2416. Sum of Prefix Scores of Strings

Problem

You are given an array words of size n consisting of non-empty strings.

We define the score of a string word as the number of strings words[i] such that word is a prefix of words[i].

• For example, if words = ["a", "ab", "abc", "cab"], then the score of "ab" is 2, since "ab" is a prefix of both "ab" and "abc".

Return **an array *answer* of size n where answer[i] is the sum of scores of every non-empty prefix of **words[i].

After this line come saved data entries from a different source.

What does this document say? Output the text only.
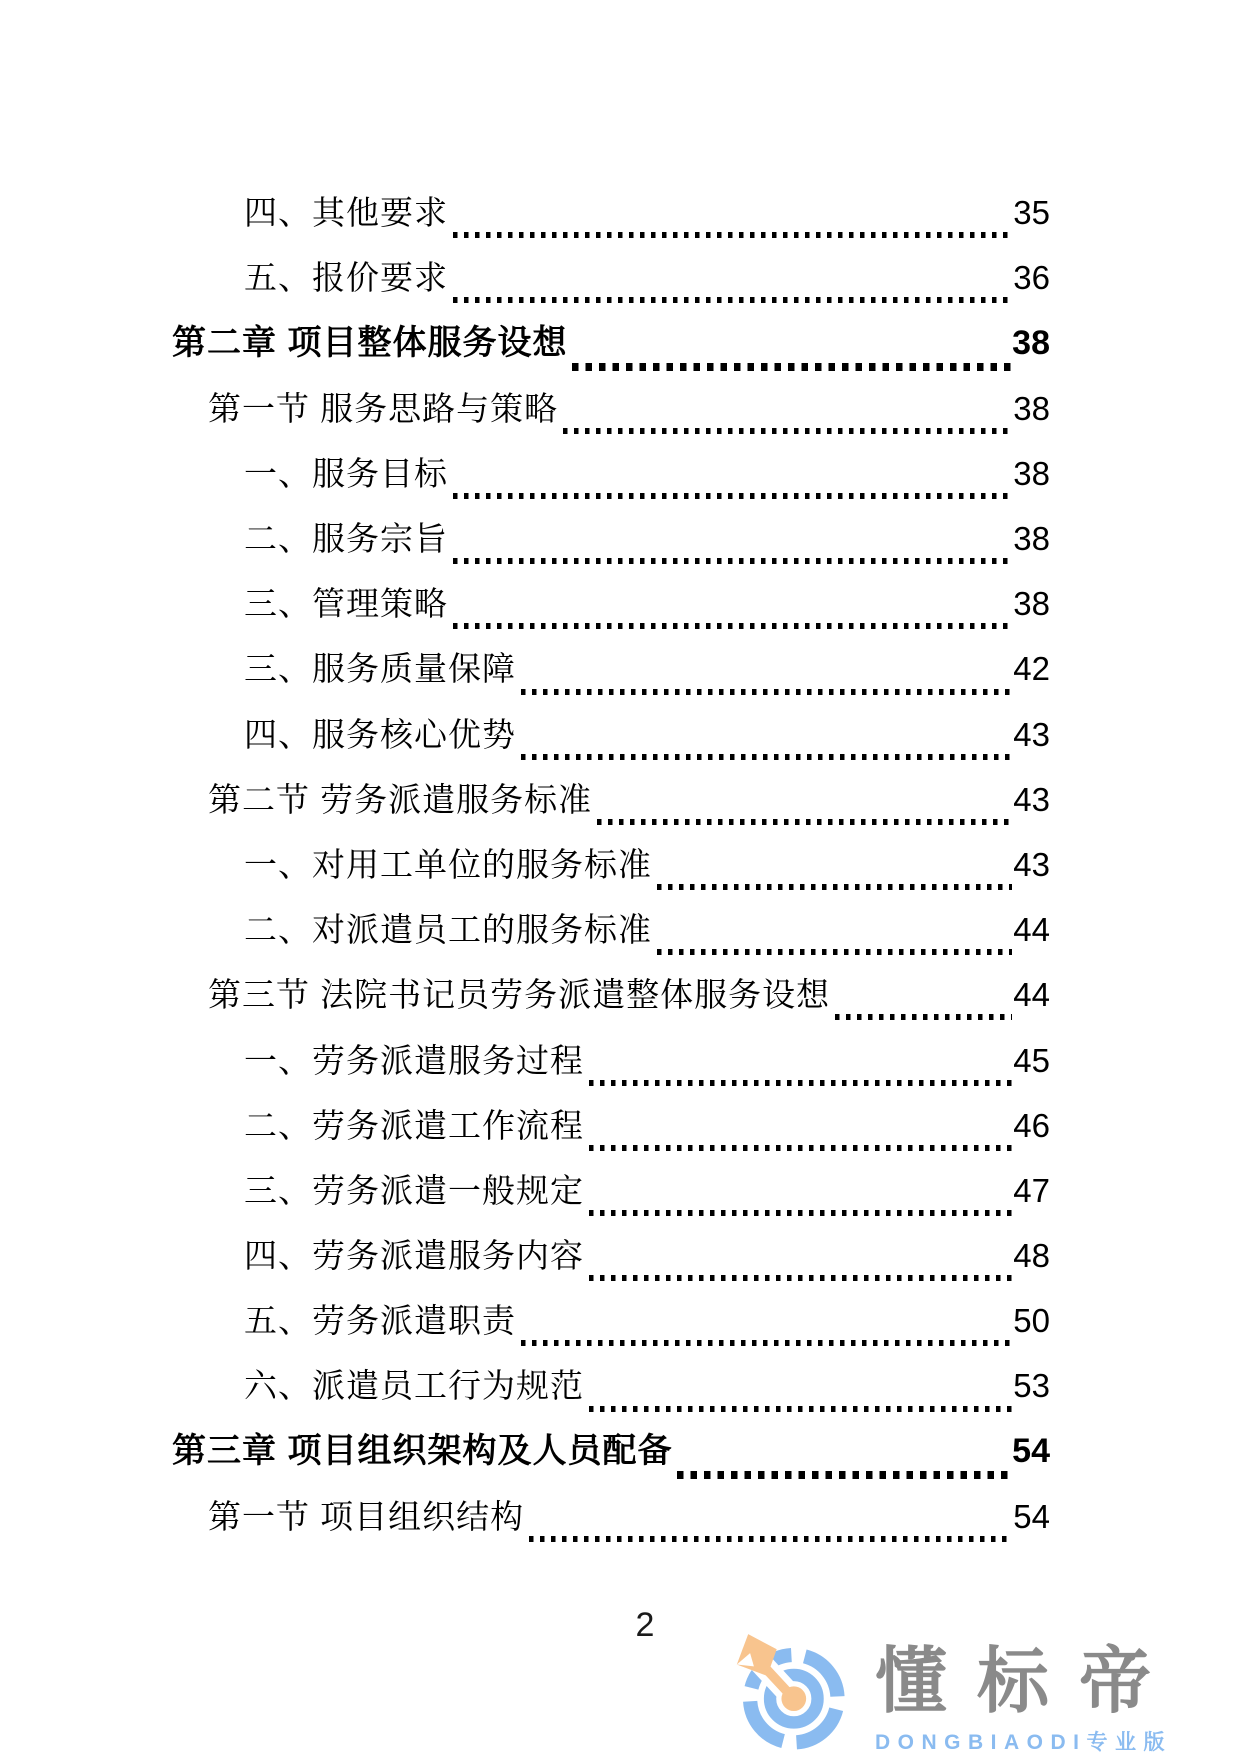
四、其他要求	35
五、报价要求	36
第二章 项目整体服务设想	38
第一节 服务思路与策略	38
一、服务目标	38
二、服务宗旨	38
三、管理策略	38
三、服务质量保障	42
四、服务核心优势	43
第二节 劳务派遣服务标准	43
一、对用工单位的服务标准	43
二、对派遣员工的服务标准	44
第三节 法院书记员劳务派遣整体服务设想	44
一、劳务派遣服务过程	45
二、劳务派遣工作流程	46
三、劳务派遣一般规定	47
四、劳务派遣服务内容	48
五、劳务派遣职责	50
六、派遣员工行为规范	53
第三章 项目组织架构及人员配备	54
第一节 项目组织结构	54
2
懂标帝
DONGBIAODI专业版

Note that a string is considered as a prefix of itself.

  Example 1:

Input: words = ["abc","ab","bc","b"]
Output: [5,4,3,2]
Explanation: The answer for each string is the following:
- "abc" has 3 prefixes: "a", "ab", and "abc".
- There are 2 strings with the prefix "a", 2 strings with the prefix "ab", and 1 string with the prefix "abc".
The total is answer[0] = 2 + 2 + 1 = 5.
- "ab" has 2 prefixes: "a" and "ab".
- There are 2 strings with the prefix "a", and 2 strings with the prefix "ab".
The total is answer[1] = 2 + 2 = 4.
- "bc" has 2 prefixes: "b" and "bc".
- There are 2 strings with the prefix "b", and 1 string with the prefix "bc".
The total is answer[2] = 2 + 1 = 3.
- "b" has 1 prefix: "b".
- There are 2 strings with the prefix "b".
The total is answer[3] = 2.

Example 2:

Input: words = ["abcd"]
Output: [4]
Explanation:
"abcd" has 4 prefixes: "a", "ab", "abc", and "abcd".
Each prefix has a score of one, so the total is answer[0] = 1 + 1 + 1 + 1 = 4.

  Constraints:

• 1 <= words.length <= 1000

• 1 <= words[i].length <= 1000

• words[i] consists of lowercase English letters.

Solution (Java)

class Trie {
    Trie[] ch = new Trie[26];
    int visited = 0;
}
class Solution {
    public int[] sumPrefixScores(String[] words) {
        Trie trie = new Trie();
        int[] ans = new int[words.length];
        int k = 0;
        for (String x: words) {
            Trie t = trie;
            for (int i = 0; i < x.length(); i++) {
                int c = x.charAt(i) - 'a';
                if (t.ch[c] == null) t.ch[c] = new Trie();
                t.ch[c].visited++;
                t = t.ch[c];
            }
        }
        for (String x: words) {
            Trie t = trie; int curr = 0;
            for (int i = 0; i < x.length(); i++) {
                int c = x.charAt(i) - 'a';
                curr += t.ch[c].visited;
                t = t.ch[c];
            }
            ans[k++] = curr;
        }
        return ans;
    }
}

Explain:

nope.

Complexity:

• Time complexity : O(n).
• Space complexity : O(n).